On July 1, 2016, the Corporation issued $45.0 million in aggregate principal amount of fixed-to-floating rate subordinated notes due 2026 (2016 Notes) in a private placement transaction to institutional accredited investors. The net proceeds of the offering approximated $44.5 million. The 2016 Notes bear interest at an annual fixed rate of 5.00% from the date of issuance until June 30, 2021, or any early redemption date. From June 30, 2021 to the maturity date of June 30, 2026 (or any early redemption date), the 2016 Notes will bear interest at an annual rate equal to three-month LIBOR rate plus 3.90%. Beginning with the interest payment date of June 30, 2021, the Corporation has the option on each interest payment date, subject to approval of the Federal Reserve Board, to redeem the 2016 Notes in whole or in part at a redemption price equal to 100% of the principal amount of the redeemed 2016 Notes, plus accrued and unpaid interest to the date of the redemption. The Corporation may also redeem the 2016 Notes, in whole but not in part, at any time upon the occurrence of certain tax, regulatory capital and Investment Company Act of 1940 Act events, subject in each case to the approval of the Federal Reserve.

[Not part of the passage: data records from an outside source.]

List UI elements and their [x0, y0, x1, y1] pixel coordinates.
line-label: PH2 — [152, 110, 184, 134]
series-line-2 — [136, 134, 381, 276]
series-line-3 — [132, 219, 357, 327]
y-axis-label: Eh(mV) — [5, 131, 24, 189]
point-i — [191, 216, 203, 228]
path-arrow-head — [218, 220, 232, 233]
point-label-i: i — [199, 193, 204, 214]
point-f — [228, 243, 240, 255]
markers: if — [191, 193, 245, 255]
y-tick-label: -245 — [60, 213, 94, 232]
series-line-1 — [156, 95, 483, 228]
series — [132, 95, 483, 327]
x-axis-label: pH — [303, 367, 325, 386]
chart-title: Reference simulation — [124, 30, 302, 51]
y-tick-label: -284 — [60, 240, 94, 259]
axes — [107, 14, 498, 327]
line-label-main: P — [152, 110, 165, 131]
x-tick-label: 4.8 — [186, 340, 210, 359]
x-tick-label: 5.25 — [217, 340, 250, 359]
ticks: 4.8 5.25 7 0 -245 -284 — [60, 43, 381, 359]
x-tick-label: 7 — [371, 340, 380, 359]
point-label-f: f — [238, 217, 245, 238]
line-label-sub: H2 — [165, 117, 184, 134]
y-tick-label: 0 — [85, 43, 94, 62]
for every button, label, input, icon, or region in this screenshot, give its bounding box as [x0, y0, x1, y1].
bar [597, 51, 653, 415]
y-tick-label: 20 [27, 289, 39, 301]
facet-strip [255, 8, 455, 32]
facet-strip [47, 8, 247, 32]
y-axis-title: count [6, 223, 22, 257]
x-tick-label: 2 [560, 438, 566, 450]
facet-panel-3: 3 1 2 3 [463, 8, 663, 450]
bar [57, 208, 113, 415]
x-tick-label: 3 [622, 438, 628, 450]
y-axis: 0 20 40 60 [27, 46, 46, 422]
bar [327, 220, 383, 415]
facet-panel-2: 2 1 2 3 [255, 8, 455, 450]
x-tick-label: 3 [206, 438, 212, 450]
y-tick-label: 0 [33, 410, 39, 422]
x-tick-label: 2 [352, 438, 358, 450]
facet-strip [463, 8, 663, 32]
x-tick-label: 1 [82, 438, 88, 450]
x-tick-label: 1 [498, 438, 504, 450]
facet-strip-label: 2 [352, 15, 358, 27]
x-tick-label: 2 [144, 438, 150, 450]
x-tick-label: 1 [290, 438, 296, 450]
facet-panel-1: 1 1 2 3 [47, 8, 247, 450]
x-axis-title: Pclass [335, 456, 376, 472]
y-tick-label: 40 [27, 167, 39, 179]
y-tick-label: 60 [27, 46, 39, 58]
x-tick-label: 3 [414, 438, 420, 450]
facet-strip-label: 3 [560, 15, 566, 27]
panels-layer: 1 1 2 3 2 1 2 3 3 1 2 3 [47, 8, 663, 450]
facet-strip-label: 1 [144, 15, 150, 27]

On March 30, 2015, the Corporation issued $50.0 million in aggregate principal amount of fixed-to-floating rate subordinated notes due 2025 (2015 Notes) in a private placement transaction to institutional accredited investors. The net proceeds of the offering $49.3 million, The 2015 Notes bear interest at an annual fixed rate of 5.10% from the date of issuance until March 30, 2020, or any early redemption date. From March 30, 2020 to the maturity date of March 30, 2025 (or any early redemption date), the 2015 Notes will bear interest at an annual rate equal to the three-month LIBOR rate plus 3.544%. Beginning with the interest payment date of March 30, 2020, the Corporation has the option on each interest payment date, subject to approval of the Federal Reserve Board, to redeem the 2015 Notes in whole or in part at a redemption price equal to
100% of the principal amount of the redeemed 2015 Notes, plus accrued and unpaid interest to the date of the redemption. The Corporation may also redeem the 2015 Notes, in whole, at any time, or in part from time to time upon the occurrence of certain tax, regulatory capital and Investment Company Act of 1940 Act events, subject in each case to the approval of the Federal Reserve.

The subordinated notes qualify as Tier 2 capital for regulatory capital purposes for the first five years of the notes' terms. The Tier 2 capital benefit is phased out at 20% per year after the fifth year (from years six to ten) and have no benefit in the tenth year.